Israeli gene therapy ‘edits cancer code’
CAN A cure for cancer really be in sight? Ori Zelichov, a visionary Israeli biochemist, believes it could be and is convinced the answer lies in the power to modify mutating genes — cutting out the bad stuff causing disease and replacing corrected genes that will not cause any more trouble. “The tools we already have make it possible to edit genes in the same way you might edit code,” he says.
After qualifying as a doctor, Zelichov was involved in cancer research at Israel’s National Institute of Biotechnology. He was appalled by the lack of precision faced by medics treating cancer. “I saw doctors didn’t have accurate enough tools to differentiate between tumours and surrounding cells,” he says. So he founded Boomerang to explore a solution.
“I had the idea of using genetic editing tools to put colour into cancer cells to help differentiate them but then I thought: ‘Why don’t we kill those cells instead of just colouring them?’”

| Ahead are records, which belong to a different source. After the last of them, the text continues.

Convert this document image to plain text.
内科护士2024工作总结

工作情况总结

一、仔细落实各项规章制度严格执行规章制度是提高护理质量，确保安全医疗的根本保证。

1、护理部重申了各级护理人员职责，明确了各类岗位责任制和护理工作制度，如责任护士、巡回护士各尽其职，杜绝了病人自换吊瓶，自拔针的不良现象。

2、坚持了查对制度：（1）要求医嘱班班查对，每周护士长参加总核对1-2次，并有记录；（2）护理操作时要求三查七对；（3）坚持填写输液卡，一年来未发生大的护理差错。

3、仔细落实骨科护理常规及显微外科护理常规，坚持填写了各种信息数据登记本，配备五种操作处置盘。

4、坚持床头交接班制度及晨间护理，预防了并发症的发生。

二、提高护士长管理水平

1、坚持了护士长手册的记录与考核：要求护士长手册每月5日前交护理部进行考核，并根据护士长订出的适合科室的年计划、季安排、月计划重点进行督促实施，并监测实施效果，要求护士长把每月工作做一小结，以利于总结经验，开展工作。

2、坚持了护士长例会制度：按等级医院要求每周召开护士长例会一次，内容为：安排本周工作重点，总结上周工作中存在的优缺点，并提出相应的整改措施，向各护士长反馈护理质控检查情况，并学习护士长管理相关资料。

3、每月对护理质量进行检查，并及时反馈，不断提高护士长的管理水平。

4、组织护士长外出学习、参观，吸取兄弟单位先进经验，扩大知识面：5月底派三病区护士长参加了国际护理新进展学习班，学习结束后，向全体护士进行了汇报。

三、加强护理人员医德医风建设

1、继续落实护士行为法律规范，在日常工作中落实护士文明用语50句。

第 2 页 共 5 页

His system for targeting cancer cells looks for two different markers, unlike other systems, which use just one. This improves accuracy. The gene-editing involves introducing viruses into the cells to modify them. “We can direct an enzyme complex to where it is need- ed and then use it to cut out mutated genes and replace them with corrected ones, treating not just the disease which has already developed but the root of the disease to hopefully prevent it returning,” he says.
If the idea of invading bodies with a virus sounds scary, Zelichov points out that Boomerang’s system has been shown to be active only in cancer cells — whose destructive genes it actually causes to commit suicide — while levels of the complex were undetectable in healthy cells.
Best of all, Zelichov’s system is both cheap and highly accurate, he says, although Boomerang is trying to raise $1 million to do further tests and refine what may one day be seen as a groundbreaking tool in the battle to beat cancer. Meanwhile Boomerang’s system, based on research at Ben Gurion University, has won first place in a synthetic biology competition in Boston and attracted attention in China’s Global Innovation Awards.
Could it one day be considered a cure? “Theoretically yes, once an efficient system has been found to deliver the therapy,” says Zelichov. “But that’s not our own area of expertise, so we must hope that somewhere in the world someone is concentrating on that side of the problem as hard as we are focusing on what we know how to do.”